The ESB’s retail arm in the UK accounted for the bulk of a €109m loss posted by the group’s customer solutions division last year, the semi-state company has confirmed.

The ESB acquired a majority 76pc stake in So Energy in 2021 in exchange for €23.7m in cash and a 24pc share of UK-based ESB Energy, which was valued at €2.3m.

In 2021, the ESB impaired the goodwill of So Energy by €45.3m. An onerous contract provision of €16m that was held by So Energy was also impaired. Even before the crisis, So Energy was struggling. It made a near £16m (€18m) loss in the 12 months to the end of March 2021.

As of last autumn, So Energy was reported to have 300,000 residential customers.
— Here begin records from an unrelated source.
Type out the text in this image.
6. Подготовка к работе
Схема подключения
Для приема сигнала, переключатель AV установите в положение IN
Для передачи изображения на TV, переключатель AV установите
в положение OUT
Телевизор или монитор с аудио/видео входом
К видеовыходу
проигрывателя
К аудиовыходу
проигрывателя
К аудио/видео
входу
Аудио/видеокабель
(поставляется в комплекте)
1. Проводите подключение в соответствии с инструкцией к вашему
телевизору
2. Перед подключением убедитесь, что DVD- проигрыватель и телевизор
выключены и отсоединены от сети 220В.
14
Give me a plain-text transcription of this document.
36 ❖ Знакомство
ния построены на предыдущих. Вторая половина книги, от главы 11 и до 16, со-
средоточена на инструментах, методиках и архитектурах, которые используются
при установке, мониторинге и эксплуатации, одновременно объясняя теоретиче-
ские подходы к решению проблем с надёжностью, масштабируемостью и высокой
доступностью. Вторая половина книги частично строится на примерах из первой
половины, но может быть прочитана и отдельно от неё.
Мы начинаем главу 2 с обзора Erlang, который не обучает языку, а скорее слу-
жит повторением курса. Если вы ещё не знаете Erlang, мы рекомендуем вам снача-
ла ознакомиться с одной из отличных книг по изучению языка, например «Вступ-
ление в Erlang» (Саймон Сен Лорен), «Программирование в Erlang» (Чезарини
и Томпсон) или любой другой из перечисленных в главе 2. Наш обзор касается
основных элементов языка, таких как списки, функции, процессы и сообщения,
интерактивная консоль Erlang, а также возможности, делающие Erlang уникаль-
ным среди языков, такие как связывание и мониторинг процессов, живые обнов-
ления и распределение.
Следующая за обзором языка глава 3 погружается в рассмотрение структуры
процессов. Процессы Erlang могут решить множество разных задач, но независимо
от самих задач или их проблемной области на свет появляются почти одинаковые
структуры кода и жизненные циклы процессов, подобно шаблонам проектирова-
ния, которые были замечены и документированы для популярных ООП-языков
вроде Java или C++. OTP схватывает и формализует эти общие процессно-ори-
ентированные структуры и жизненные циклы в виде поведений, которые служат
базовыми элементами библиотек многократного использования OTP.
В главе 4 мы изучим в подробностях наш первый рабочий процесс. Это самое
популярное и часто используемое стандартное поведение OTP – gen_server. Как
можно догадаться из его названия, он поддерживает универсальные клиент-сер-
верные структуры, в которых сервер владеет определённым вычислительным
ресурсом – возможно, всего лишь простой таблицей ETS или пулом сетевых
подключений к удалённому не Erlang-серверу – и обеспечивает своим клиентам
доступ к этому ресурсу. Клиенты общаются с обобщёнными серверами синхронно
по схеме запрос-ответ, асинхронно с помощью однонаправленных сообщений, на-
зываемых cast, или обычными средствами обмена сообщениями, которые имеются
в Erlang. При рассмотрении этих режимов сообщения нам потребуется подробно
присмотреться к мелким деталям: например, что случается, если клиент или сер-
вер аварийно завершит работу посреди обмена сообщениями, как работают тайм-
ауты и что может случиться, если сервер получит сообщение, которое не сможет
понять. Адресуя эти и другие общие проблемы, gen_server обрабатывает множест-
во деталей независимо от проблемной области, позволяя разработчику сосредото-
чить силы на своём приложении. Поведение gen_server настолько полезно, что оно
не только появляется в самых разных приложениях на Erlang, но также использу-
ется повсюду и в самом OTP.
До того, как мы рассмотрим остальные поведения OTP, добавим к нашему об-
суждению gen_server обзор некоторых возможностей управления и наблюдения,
The ESB said on Wednesday that it now has about 600,000. It has likely benefited from the collapse and exit of rivals, whose demise was precipitated by the impact of Russia’s invasion of Ukraine on energy prices. About 30 residential power suppliers have exited the UK market, leaving 15.

“So Energy is one of the few true challenger brands left in the market, competing with 15 other active suppliers,” said the ESB as it released its annual results on Wednesday.

“Despite the challenges associated with the energy crisis, So Energy remains in a unique position to offer a real choice in Great Britain in the coming years, offering a renewable, innovative, digital, customer-centric experience for customers,” it insisted.

The ESB’s customer solutions unit includes Electric Ireland, its telecoms business and its e-cars business.

ESB chief financial officer Paul Stapleton confirmed on Wednesday that the “bulk” of the €109m the division lost last year was due to So Energy.

However, he said the group is hopeful that the UK retail arm will be profitable this year.

“It was a challenging year for So Energy, there’s no doubt about that,” said Mr Stapleton. “Like all retailers in the GB market, So Energy was impacted by the mandatory price caps that were put in place and the extraordinary volatility in wholesale prices.

“We believe it will be a profitable business for us this year and into the future,” he added.

Last autumn, So Energy assessed funding solutions as it dealt with soaring wholesale prices. But as wholesale prices later eased, it shelved those plans.

“Because of the change in market circumstances and the continued support from our majority shareholder… we are no longer exploring additional funding options,” said So Energy co-founder Simon Oscroft at the time.